La photographie est donc l'art le plus éloigné de la métaphysique du point de vue du rapport au monde, du type de rapport au monde, et en même temps proche de la métaphysique du point de vue de sa méthodologie, son cheminement, méthodologie qui est une visée purement intellectuelle, qu'un exercice purement intellectuel, et en même temps il y a cette relation, cet autre paradoxe, ce problème du hasard dans la photographie qui semble s'opposer à tout effort de rationalité, à tout l'effort de nécessité, à tout l'effort d'appréhension et de globalité de la métaphysique...
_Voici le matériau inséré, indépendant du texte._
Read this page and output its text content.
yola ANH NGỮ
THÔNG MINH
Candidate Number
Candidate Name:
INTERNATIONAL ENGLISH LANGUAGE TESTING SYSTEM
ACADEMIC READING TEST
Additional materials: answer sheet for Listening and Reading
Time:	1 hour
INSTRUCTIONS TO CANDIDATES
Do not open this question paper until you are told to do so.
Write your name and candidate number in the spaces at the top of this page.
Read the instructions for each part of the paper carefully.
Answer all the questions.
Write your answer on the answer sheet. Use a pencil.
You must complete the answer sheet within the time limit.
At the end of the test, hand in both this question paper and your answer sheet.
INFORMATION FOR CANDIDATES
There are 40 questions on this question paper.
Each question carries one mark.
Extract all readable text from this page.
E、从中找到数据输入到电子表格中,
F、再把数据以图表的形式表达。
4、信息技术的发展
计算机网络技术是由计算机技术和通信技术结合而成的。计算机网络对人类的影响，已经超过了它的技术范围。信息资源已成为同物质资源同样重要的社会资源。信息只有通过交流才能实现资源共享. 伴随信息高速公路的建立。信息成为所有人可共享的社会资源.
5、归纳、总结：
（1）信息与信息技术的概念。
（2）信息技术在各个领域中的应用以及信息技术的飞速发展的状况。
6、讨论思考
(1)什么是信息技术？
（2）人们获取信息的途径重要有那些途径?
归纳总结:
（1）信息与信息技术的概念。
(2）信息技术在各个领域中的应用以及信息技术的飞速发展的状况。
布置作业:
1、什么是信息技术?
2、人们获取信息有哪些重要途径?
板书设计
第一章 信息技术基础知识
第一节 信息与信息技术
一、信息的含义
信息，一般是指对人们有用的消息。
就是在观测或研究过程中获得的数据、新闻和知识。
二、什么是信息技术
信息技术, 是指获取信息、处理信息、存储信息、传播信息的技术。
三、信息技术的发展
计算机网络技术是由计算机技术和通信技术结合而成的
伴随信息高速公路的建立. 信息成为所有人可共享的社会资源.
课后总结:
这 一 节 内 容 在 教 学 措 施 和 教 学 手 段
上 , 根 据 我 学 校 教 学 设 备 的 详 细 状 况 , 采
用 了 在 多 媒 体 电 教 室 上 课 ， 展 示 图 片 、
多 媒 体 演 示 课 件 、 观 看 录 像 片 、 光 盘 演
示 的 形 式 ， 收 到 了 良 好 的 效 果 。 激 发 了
Le hasard, ce laisser-aller à la contingence et l'inanité du monde qu'aucune ruse de la raison n'a pu encore réduire. Le hasard, le fortuit, le néant, le néant comme espace nécessaire de l'Être Flottement de la visée jusqu'à l'expression de ces moments heureux de la conscience reconnaissant ses propres contenus dans le monde, ses contenus de conscience, d'inconscience aussi comme dans ces scènes que déjà on a l'impression vague d'avoir vécues, et qu'elles se rejouent, nous impliquant nous-mêmes comme acteurs, avec un tel air d'évidence.

La conscience qui fraye entre l'Être et le néant et réalise parfois sa plénitude à travers la reconnaissance dans le monde de sa réalité de conscience, de ses contenus de conscience, de ses projets de pensée dans le monde. La conscience se reconnaissant alors à travers sa propre projection, ses propres vides prête à recevoir l'empreinte et authentifier ces empreintes comme autant d'inéluctables nécessités, d'inéluctable réconciliation d'avec cet autre : le monde et les autres mêmes. Comme l'illusion permanente de pouvoir gommer le néant, de pouvoir gommer le hasard.

Et puis il y a encore ceci, il y a encore ceci qui est l'errance, l'errance venue de cet écroulement de l'Être absolu, venue de cet écroulement de la vieille métaphysique idéaliste, pour une métaphysique où s'est abolie l'idée de progrès, l'errance du photographe qui marche dans le monde... qui marche dans le réel et qui erre à la recherche de ce moment de plénitude dont je parlais tout à l'heure. Heidegger dans les Chemins qui ne mènent nulle part comparant la métaphysique à ces promenades en forêt où il y a ces petits chemins de bûcheron qui sont des impasses, qui sont un réseau touffu de fourvoiements... nous ramène à ceci : la pensée méditante est nécessairement une pensée qui erre... une pensée qui erre grandement dit Heidegger. Il y a une possibilité photographique ainsi, pour explorer des chemins, la photographie est un instrument d'exploration, souple, une façon d'entrer dans le monde, de se projeter dedans, et de le faire entrer dedans la chambre noire. Cette errance c'est l'opposé de cette foi qu'il y a eu et qui a été contemporaine de l'invention de la photographie, cette foi dans la route royale du progrès... cette foi dans un déroulement de l'histoire téléologique qui nous mènerait, de la barbarie vers les lendemains qui chantent, vers les lendemains meilleurs, en lesquels nous avons cru... après la philosophie des Lumières, après Hegel, après Marx, après Marx même... toutes ces croyances écroulées... comme primitives, croyances théologiques du "Moyen Age", croyances positivistes du dix-neuvième siècle, nous revenons à ceci : à l'errance socratique, à l'interrogation, à l'ironie, aux questions sans réponse, aux dialogues aporétiques... à une inquiétude, impossibilité de rester sur place, nécessité d'aller voir ailleurs, de prendre, de se confronter au monde à nouveau, aller et retours, va-et-vient, tragique.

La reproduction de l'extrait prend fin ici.